Eine Mission des Christus, wie ihn die Christliche Wissenschaft versteht, ist die, den Trauernden zu trösten. Die Christliche Wissenschaft zeigt, wie durch den Christus Kummer überwunden wird. Im Gedanken an den hohen Wert, den der Christus für alle Trauernden hat, schrieb Mary Baker Eddy in ihrem Kommunionsgesang (Gedichte, S. 75):
„Trauernder, höre — komm’ an mein Herze!
Liebe stillt Tränen und Leid,
Wecket dich aus dunklem Traum,
Macht für dich im Lichte Raum,
In der Herrlichkeit ewiger Freud’.“
Wer sich an die Christliche Wissenschaft wendet, um von Kummer geheilt zu werden, wird finden, daß der Christus oder der göttliche Tröster seine Not stillt.
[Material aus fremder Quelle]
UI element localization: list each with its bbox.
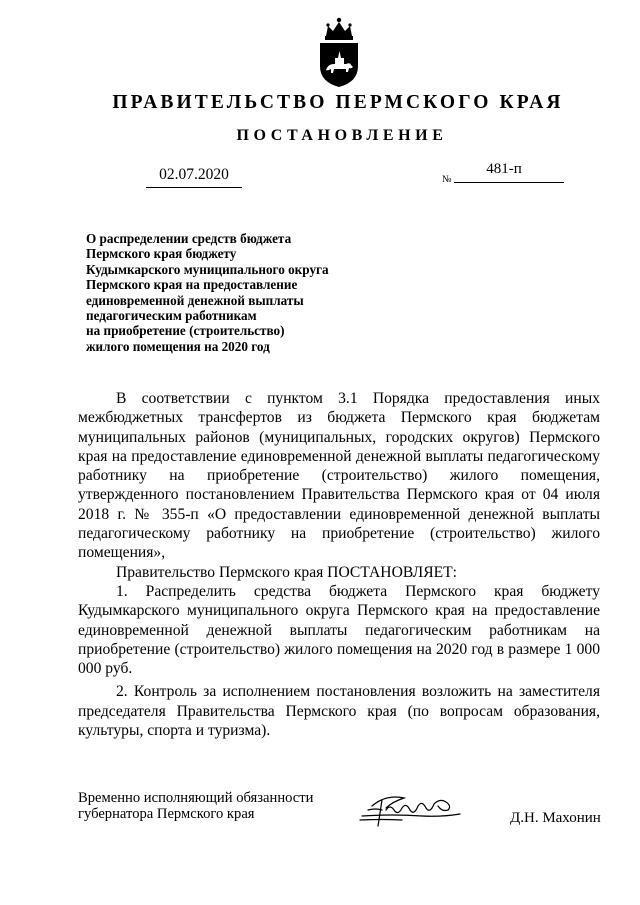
- item-1-paragraph: 1. Распределить средства бюджета Пермского края бюджету Кудымкарского муниципального округа Пермского края на предоставление единовременной денежной выплаты педагогическим работникам на приобретение (строительство) жилого помещения на 2020 год в размере 1 000 000 руб.: [78, 582, 600, 678]
- signer-position-line: губернатора Пермского края: [78, 805, 255, 822]
- preamble-paragraph: В соответствии с пунктом 3.1 Порядка предоставления иных межбюджетных трансфертов из бюджета Пермского края бюджетам муниципальных районов (муниципальных, городских округов) Пермского края на предоставление единовременной денежной выплаты педагогическому работнику на приобретение (строительство) жилого помещения, утвержденного постановлением Правительства Пермского края от 04 июля 2018 г. № 355-п «О предоставлении единовременной денежной выплаты педагогическому работнику на приобретение (строительство) жилого помещения»,: [78, 390, 600, 562]
- document-date: [146, 166, 242, 188]
- item-2-paragraph: 2. Контроль за исполнением постановления возложить на заместителя председателя Правительства Пермского края (по вопросам образования, культуры, спорта и туризма).: [78, 683, 600, 740]
- subject-line: на приобретение (строительство): [86, 323, 285, 339]
- handwritten-signature-icon: [352, 786, 466, 832]
- signer-position-line: Временно исполняющий обязанности: [78, 790, 314, 806]
- signer-name: Д.Н. Махонин: [510, 810, 601, 826]
- perm-krai-coat-of-arms-icon: [316, 14, 362, 88]
- document-subject: [86, 231, 386, 354]
- document-type: ПОСТАНОВЛЕНИЕ: [236, 127, 448, 144]
- document-body: [78, 389, 600, 740]
- date-value: 02.07.2020: [159, 166, 229, 183]
- subject-line: педагогическим работникам: [86, 308, 257, 324]
- signer-position: [78, 791, 313, 822]
- government-title: ПРАВИТЕЛЬСТВО ПЕРМСКОГО КРАЯ: [112, 92, 564, 113]
- subject-line: жилого помещения на 2020 год: [86, 338, 270, 354]
- number-value: 481-п: [486, 161, 522, 177]
- subject-line: единовременной денежной выплаты: [86, 292, 304, 308]
- resolves-paragraph: Правительство Пермского края ПОСТАНОВЛЯЕТ:: [116, 563, 457, 581]
- document-number: [454, 160, 564, 183]
- number-sign: №: [442, 174, 452, 185]
- subject-line: Кудымкарского муниципального округа: [86, 261, 329, 277]
- date-underline: [146, 187, 242, 188]
- subject-line: О распределении средств бюджета: [86, 231, 292, 246]
- subject-line: Пермского края бюджету: [86, 246, 237, 262]
- number-underline: [454, 182, 564, 183]
- subject-line: Пермского края на предоставление: [86, 277, 298, 293]
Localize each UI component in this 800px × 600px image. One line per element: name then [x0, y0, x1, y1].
Er wird lernen, in der trostreichen Gewißheit von Gottes großer Liebe zu Seiner Schöpfung, einschließlich des Menschen, zu ruhen. Die Liebe, die Gott ist, entfaltet sich uns in dem Verhältnis, wie der persönliche Begriff von Liebe aufgegeben wird. Tatsächlich ist die göttliche Liebe weder persönlich noch endlich; sie ist geistig und unendlich. Da dies eine Tatsache ist, kann diese Liebe nicht verloren werden.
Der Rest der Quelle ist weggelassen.